Hugh Grant is in his villain era and it’s the best thing about this movie– combined with Aubrey Plaza’s quirky humor, the film is an easy watch.
Guy Ritchie, known for films such as “Snatch” and two “Sherlock Holmes” films, is a competent filmmaker with films that are shiny, fun, comedic and never waste a moment. They often leave audiences feeling perfectly chuffed. However, it seems many of them are cursed to be disregarded practically as soon as they are released.
Many of his films never find a place in popular culture, while other less quality films do. “The Gentlemen” (2019), despite a fantastic cast and a fun premise, is hardly remembered by anyone. While it would have been nice to see more of Ritchie’s work favored the way “Snatch” was, “Operation Fortune: Ruse de Guerre” will likely be no different. It may be that Ritchie’s stylish take on action films aren’t bold or creative enough to stand out, but “Operation Fortune” deserves a chance from audiences. It boasts a stacked cast, funny quips, solid action and sleek editing – but will anyone be talking about it in the next five days, let alone the next five years? Based on his track record, it probably won’t.

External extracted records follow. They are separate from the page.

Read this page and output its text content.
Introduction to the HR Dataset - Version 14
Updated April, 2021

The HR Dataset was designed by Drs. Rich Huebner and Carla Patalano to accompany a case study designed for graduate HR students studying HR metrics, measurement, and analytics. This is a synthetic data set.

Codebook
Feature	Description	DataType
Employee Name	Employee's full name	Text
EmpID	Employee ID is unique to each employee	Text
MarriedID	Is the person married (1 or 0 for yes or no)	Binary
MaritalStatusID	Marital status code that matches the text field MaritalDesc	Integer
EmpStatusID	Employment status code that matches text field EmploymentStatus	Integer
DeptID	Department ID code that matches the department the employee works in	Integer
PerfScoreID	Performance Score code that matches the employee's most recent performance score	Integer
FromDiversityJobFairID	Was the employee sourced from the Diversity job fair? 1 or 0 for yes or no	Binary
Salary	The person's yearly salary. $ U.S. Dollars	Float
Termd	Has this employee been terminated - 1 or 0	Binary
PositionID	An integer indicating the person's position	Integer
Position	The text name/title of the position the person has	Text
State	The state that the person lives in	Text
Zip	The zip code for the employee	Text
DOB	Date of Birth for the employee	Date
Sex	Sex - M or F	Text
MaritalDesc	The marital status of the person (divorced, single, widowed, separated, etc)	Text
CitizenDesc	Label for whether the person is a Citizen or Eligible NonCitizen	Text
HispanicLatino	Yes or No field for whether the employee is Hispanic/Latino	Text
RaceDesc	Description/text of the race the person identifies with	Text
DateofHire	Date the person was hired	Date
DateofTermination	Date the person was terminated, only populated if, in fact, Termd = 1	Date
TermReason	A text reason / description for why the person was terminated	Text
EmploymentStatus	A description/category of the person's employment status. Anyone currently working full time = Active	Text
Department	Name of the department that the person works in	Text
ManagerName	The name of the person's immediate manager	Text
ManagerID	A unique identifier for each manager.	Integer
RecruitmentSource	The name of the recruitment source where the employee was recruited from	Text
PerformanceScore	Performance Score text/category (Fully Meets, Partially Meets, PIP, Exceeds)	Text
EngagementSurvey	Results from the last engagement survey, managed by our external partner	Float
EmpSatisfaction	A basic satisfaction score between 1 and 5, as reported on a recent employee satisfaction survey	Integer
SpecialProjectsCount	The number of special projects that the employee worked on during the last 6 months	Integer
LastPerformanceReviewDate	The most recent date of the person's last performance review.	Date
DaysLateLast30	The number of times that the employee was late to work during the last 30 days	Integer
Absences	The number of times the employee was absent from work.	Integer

The film doesn’t beat around the bush and we are immediately introduced to the cast of characters we will be with for the duration of the movie in a fast-paced way. Nathan (Cary Elwes) recruits Orson Fortune (Jason Statham), JJ (Bugsy Malone) and Sarah (Aubrey Plaza) to investigate a mysterious item that is being sold at an exorbitantly high price. They must infiltrate billionaire arms dealer Greg Simmonds’ (Hugh Grant) inner circle to find out more. But, it can’t be done without the help of naive movie star Danny Francesco (Josh Harnett), with whom Simmonds is obsessed, spurring an enjoyable (if unoriginal) bromance.
This film is packed full of punches, curse words, guns, cool cars and suave outfits. It hits the beats of a classic spy film but it doesn’t take itself so seriously. It doesn’t go five minutes without some type of gag or banter; which is believable due to most of the actors having good chemistry. Jason Statham plays a British hard-edged action-hero who never runs out of jokes – something he does best. He makes shooting a man in the foot funny and classy.
Aubrey Plaza brings her own unusual sense of humor to Ritchie’s more conventional witticism. Her deadpan comedic dialogue plays well off of Statham. Hugh Grant is hilarious and hugely enjoyable to watch as the billionaire and Josh Hartnett sells the goofy actor-turned-spy who hilariously finds the whole situation stressful. Ensemble casts have a tendency to get messy, but each character has their place – though it would have been nice to get more of Bugsy Malone and Cary Elwes.
Finer plot points were ignored, and many events were simply glossed over in dialogue rather than shown– which felt a bit clunky at times, but helped keep the movie moving. While the pacing was efficient, it did feel rather long. This could be due to the nature of the plot being fairly simple yet drawn out, as they spent practically the whole film conning Hugh Grant.
I don’t personally love action films – it’s easy for my eyes to gloss over two bland buff guys fist fighting for five minutes. This film thankfully didn’t really have that problem. The fights were brief and the comedy carried over; no action sequence was too stripped back and serious. You could always count on Statham to make a funny remark each time he was engaged in a fight. It’s not particularly artistic, but the stacked cast and fun style make it worth it.